Cornell scientists have revealed a new phase of matter in candidate topological superconductors that could have significant consequences for condensed matter physics and for the field of quantum computing and spintronics.
Researchers at the Macroscopic Quantum Matter Group at Cornell have discovered and visualized a crystalline yet superconducting state in a new and unusual superconductor, Uranium Ditelluride (UTe2), using one of the world’s most powerful millikelvin Scanned Josephson Tunnelling Microscopes (SJTM). This “spin-triplet electron-pair crystal” is a previously unknown state of topological quantum matter.
The findings, “Detection of a Pair Density Wave State in UTe2,” were published June 28 in Nature.
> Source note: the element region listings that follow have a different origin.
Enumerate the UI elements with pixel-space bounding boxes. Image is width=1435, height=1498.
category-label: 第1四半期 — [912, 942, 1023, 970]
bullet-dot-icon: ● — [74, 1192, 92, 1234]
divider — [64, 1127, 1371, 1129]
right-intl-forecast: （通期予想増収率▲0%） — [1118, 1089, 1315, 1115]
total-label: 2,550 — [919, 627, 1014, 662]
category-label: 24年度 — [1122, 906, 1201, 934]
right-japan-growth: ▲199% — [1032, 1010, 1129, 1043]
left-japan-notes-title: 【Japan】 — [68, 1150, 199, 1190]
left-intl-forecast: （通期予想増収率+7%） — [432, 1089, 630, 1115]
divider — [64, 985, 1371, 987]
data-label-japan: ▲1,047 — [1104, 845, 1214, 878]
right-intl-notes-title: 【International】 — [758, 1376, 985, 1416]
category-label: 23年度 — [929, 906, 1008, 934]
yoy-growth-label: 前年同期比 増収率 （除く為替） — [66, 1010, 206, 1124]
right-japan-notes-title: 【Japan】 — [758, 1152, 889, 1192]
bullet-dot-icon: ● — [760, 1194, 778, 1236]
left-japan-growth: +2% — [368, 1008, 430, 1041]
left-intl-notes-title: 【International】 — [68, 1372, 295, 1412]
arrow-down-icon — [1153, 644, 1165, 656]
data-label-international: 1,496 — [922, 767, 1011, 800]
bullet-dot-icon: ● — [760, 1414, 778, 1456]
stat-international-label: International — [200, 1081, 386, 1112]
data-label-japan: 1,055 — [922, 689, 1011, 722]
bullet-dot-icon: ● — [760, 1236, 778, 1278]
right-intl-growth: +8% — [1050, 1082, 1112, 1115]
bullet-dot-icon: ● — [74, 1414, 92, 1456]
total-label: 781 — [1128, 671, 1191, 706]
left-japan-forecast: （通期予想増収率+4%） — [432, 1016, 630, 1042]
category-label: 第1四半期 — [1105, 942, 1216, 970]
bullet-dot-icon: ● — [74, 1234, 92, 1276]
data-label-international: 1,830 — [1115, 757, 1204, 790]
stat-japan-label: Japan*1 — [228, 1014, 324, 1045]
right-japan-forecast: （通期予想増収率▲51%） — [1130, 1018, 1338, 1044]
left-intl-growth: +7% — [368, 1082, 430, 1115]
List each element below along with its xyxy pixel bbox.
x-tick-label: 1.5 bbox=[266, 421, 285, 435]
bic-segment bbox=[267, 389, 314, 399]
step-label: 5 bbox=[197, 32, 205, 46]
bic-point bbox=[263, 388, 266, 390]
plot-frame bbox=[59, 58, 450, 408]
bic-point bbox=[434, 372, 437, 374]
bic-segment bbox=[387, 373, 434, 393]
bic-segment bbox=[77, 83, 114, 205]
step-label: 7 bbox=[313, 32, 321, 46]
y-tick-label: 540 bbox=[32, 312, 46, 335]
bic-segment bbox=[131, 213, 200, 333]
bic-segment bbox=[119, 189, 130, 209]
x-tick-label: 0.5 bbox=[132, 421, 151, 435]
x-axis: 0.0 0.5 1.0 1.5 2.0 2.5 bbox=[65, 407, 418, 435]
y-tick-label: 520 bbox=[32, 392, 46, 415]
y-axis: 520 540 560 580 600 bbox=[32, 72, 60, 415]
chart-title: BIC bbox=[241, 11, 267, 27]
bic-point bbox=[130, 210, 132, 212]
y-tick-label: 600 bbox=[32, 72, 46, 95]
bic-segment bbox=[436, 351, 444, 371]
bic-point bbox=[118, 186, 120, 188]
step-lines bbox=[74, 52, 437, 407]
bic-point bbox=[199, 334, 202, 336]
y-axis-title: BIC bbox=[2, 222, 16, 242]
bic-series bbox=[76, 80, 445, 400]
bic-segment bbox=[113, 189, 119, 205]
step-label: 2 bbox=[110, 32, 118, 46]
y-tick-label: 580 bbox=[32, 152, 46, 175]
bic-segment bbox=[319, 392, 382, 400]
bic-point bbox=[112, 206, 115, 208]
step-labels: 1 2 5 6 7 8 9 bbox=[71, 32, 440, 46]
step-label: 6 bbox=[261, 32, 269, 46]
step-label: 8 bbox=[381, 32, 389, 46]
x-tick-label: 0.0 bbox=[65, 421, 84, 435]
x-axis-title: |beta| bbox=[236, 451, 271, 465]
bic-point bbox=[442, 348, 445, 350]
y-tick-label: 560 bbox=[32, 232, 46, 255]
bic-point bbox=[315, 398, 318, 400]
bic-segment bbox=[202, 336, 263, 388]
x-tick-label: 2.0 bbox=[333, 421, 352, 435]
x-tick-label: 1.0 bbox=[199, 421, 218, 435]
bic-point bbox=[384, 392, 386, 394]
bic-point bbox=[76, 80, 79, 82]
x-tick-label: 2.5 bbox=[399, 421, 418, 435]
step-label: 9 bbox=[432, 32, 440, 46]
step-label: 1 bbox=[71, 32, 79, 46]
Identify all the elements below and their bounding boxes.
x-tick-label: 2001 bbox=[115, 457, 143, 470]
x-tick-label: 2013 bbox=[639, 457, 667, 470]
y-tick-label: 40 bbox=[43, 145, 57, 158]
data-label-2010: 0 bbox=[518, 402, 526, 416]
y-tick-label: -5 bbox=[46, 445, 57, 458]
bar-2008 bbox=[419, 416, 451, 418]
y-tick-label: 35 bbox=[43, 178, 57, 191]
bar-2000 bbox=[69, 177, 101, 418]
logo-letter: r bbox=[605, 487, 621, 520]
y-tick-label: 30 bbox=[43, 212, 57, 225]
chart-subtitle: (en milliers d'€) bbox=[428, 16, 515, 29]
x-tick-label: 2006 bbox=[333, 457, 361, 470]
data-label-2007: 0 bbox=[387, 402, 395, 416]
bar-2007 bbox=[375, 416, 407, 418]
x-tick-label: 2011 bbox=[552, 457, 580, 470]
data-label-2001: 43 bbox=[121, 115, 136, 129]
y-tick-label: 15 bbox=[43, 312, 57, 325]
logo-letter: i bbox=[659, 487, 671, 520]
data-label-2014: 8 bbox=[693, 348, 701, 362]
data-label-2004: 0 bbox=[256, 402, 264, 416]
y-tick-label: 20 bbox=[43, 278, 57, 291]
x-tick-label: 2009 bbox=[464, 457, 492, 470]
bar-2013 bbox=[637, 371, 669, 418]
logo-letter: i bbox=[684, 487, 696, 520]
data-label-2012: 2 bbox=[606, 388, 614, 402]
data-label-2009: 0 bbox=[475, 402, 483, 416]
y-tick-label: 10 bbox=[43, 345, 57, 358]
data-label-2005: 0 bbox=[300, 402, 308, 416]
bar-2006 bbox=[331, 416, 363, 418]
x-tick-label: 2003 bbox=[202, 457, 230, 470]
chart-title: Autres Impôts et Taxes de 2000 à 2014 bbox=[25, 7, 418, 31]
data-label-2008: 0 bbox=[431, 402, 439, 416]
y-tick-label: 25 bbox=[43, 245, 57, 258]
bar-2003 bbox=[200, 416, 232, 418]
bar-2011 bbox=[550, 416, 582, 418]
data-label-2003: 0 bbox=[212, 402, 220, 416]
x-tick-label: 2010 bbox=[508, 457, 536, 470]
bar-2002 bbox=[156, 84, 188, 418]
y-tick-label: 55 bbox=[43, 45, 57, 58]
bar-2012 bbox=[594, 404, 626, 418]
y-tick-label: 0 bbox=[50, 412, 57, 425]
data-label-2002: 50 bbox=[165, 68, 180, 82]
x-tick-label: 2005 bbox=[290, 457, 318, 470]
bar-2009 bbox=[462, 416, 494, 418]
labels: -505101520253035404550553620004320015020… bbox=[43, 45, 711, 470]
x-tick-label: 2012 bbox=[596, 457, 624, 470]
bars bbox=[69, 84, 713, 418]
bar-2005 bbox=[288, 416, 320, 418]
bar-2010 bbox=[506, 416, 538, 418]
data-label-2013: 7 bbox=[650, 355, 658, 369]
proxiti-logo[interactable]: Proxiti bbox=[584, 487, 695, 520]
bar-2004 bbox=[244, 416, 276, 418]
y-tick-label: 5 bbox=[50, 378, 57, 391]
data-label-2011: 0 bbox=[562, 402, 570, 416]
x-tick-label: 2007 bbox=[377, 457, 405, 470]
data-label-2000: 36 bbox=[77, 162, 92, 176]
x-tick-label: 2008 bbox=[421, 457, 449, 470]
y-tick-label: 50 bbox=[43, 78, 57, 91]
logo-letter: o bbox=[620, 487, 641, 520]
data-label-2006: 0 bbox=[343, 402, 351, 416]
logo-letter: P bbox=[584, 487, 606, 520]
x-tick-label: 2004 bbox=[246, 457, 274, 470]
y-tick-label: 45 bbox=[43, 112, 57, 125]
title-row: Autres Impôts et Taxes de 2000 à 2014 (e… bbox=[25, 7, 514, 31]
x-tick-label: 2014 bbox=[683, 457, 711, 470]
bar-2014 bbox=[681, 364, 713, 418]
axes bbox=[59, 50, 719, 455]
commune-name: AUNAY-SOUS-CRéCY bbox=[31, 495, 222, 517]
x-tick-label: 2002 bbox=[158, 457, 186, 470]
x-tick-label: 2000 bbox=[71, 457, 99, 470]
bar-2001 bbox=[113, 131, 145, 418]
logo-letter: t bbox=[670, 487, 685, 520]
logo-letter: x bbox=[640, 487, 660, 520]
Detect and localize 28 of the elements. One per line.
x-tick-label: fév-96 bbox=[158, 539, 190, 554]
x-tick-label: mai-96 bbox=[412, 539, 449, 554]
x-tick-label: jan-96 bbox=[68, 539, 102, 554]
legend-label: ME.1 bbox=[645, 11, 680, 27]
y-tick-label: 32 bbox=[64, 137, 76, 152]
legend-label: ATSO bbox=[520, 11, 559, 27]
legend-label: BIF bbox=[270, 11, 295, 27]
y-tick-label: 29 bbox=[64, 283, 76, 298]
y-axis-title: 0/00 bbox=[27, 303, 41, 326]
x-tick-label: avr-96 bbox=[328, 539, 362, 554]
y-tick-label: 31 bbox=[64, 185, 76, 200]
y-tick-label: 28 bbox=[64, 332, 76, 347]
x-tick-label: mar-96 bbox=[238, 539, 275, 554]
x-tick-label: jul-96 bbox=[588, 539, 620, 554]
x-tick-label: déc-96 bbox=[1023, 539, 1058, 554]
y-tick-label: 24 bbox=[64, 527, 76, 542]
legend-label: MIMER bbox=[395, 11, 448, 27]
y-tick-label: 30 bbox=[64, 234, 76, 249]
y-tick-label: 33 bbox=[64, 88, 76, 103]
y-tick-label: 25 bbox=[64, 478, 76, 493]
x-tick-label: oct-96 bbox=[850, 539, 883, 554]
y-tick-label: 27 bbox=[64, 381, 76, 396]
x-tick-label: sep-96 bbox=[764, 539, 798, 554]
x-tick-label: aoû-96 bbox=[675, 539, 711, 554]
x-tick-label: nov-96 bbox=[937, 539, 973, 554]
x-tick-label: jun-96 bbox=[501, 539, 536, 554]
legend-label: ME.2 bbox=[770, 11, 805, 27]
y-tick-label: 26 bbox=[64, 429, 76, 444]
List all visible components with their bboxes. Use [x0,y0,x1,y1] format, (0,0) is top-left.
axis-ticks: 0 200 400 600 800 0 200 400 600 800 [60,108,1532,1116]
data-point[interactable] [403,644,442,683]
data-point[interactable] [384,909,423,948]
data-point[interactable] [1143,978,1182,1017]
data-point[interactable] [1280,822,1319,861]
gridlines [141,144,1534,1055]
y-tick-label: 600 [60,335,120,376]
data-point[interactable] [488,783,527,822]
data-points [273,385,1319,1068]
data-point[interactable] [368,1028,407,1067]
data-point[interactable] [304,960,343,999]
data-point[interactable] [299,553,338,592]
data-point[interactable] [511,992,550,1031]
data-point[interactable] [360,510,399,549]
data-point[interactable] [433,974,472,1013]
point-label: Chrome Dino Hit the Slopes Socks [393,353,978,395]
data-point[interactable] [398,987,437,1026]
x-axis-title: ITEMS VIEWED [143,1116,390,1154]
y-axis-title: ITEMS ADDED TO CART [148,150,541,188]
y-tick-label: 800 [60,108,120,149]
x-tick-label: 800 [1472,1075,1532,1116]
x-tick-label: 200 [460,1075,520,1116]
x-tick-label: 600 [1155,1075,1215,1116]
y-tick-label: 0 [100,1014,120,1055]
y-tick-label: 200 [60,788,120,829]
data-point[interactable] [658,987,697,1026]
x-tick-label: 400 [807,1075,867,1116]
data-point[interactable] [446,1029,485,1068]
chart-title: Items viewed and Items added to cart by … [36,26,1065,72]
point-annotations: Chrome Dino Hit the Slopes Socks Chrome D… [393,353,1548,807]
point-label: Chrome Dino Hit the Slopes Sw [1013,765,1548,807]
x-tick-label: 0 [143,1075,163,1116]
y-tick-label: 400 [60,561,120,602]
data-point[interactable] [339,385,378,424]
Qiangqiang Gu, a postdoctoral researcher working in the lab of physicist J.C. Séamus Davis, the James Gilbert White Distinguished Professor Emeritus in the College of Arts and Sciences, co-led the research with Joe Carroll of University College Cork and Shuqiu Wang of Oxford University.
Superconductors are topological when the pairing potential exhibits odd parity, leading to each electron pair adopting a spin-triplet state, with both electron spins oriented in the same direction. Topological superconductors are the target of intense research by physicists because they can, in theory, form the materials platform for ultra-stable quantum computers, said Gu.
However, even after a decade of intense investigation into topological superconductivity, no bulk materials have been definitively recognized as spin-triplet, odd-parity superconductors, with the exception of superfluid 3He, which was also discovered at Cornell. Recently, the exotic new material Uranium Ditelluride (UTe2) has emerged as a highly promising candidate for this classification. However, its superconductive order parameter remains elusive, said Gu.
In 2021, theoretical physicists began to propose that UTe2 is actually in a topological pair-density-wave (PDW) state. No such form of quantum matter had ever been detected.
In simple terms, a PDW is like a stationary dance of the paired electrons found in a superconductor, but the pairs form periodic crystalline patterns in space.
“Our team at Cornell discovered the first PDW ever observed in 2016 using the superconductive-tip Scanned Josephson Tunnelling Microscope that we invented for that purpose,” said Gu. “Since then, we have pioneered SJTM studies at millikelvin temperatures and with microvolt energy resolution. For the UTe2 project, we have directly visualized the spatial modulations of the superconducting pairing potential at atomic scale and found them to modulate exactly as predicted in a PDW state as the density of electron pairs modulates periodically in space. What we detected is a new quantum matter state – a topological pair density wave composed of spin-triplet Cooper pairs.”
Cooper-pair density waves are a form of electronic quantum matter in which pairs of electrons freeze into a superconductive PDW state, instead of forming a conventional “superconductive” fluid where all are in the same freely moving state.
“The discovery of the first PDW in spin-triplet superconductors is exciting,” said Gu. “Uranium-based heavy fermion superconducting compounds are a new and exotic class of materials that provide a promising platform for realisation of topological superconductivity. … Our scientific discovery also points out the ubiquitous nature of this intriguing quantum state in s-wave, d-wave and p-wave superconductors, and it sheds light on new avenues for identifying such states in a broad spectrum of materials.”